Большинство сиднейских элосы старшего поколения, плохо владеют письменным китайским языком, плохо пишут и читают. Хотя есть и такие, которые могут свободно писать и читать по-китайски. Многие выходцы из Синьцзяна владеют и уйгурским письмом на основе арабской графики. Многие пишут и читают по-русски. Я много раз видел, как китайские слова записывались русскими буквами, лишь одним им понятным образом. Человек, не посвящённый в особенности обоих языков, вряд ли, смог бы разобрать прочитанное. Многие элосы читают книги и газеты на русском языке, благо их сейчас много продаётся, но жизнь современной России и её культура им не так уж интересна и совсем не понятна.

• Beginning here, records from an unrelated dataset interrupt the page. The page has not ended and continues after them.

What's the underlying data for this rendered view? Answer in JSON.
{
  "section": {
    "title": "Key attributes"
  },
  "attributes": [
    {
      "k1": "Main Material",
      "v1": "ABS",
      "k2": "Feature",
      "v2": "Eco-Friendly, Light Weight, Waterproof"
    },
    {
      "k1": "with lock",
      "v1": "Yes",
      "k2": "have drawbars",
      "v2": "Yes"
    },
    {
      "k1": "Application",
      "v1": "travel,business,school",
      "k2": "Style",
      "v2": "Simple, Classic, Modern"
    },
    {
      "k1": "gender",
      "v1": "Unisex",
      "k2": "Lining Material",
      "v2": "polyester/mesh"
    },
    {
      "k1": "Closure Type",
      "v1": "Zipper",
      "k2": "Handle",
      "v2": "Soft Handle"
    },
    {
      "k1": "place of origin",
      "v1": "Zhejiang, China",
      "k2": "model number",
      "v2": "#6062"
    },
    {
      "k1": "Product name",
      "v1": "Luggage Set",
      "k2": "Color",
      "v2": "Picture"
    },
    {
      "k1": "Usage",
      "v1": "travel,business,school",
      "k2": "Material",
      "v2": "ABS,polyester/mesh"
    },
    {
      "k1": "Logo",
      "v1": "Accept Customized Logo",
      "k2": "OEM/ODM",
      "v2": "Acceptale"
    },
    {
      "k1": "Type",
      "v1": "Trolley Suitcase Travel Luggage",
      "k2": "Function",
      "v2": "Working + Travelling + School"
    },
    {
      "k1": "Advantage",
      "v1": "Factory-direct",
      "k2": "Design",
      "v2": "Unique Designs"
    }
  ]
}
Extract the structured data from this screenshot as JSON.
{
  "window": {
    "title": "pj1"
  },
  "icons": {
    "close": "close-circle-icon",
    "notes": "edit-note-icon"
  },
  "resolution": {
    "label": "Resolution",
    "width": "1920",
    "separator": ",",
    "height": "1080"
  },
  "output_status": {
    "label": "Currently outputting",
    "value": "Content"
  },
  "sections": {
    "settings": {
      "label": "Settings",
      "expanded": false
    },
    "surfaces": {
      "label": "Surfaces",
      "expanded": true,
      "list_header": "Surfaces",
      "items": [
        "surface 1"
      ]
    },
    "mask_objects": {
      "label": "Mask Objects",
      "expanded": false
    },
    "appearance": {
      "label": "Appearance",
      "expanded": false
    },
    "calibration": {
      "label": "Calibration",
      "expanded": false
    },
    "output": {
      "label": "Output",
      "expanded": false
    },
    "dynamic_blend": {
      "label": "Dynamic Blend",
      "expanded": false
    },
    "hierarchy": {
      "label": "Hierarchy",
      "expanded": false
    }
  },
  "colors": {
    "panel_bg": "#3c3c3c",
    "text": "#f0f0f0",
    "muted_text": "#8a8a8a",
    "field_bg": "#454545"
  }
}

Поселившись в Австралии больше 30 лет назад, элосы оказались в отличном от привычного окружении: непонятный язык, чужая культура. Постепенно те, кто приехали в Австралию в зрелом возрасте, немного научились говорить по-английски, на которым им часто приходится общаться с внуками и который используют при необходимости в общении с соседями или в магазинах. Но знание китайского языка оказалось большим подспорьем: вот уже несколько лет, как китайский язык вышел на второе место по распространённости после официального английского. Русский же они используют для общения между собой, да иногда с русскими жителями Австралии. На вопрос чем для них является Россия, они не могут дать однозначного ответа: да, мол, чувствуем какое-то родство, хотелось бы и съездить, посмотреть, но, опять же, страшно ехать, ибо там много неизвестного и непонятного. У многих там ещё остались родственники, уехавшие из Китая пятьдесят лет назад, но связь потеряна, и особо ехать-то не к кому. И получается, что хоть и говорят элосы, китайские русские, на русском языке, но Китай им всё же роднее. Как мне сказала, одна из моих собеседниц: «В Австралии хорошо, Австралия мне много чего дала. В Россию как-то не тянет, боюсь, а в Китай хоть сейчас бы поехала». Так они и живут, люди, которые волей судеб и, как часто бывает, правителей и политических передряг, оказались в далёкой Австралии, вдали от тех мест, где они родились, вдали, да, наверное, и в постепенном забывании исторической родины, чьё имя они до сих пор носят в своём самоназвании: русские китайцы, элосы.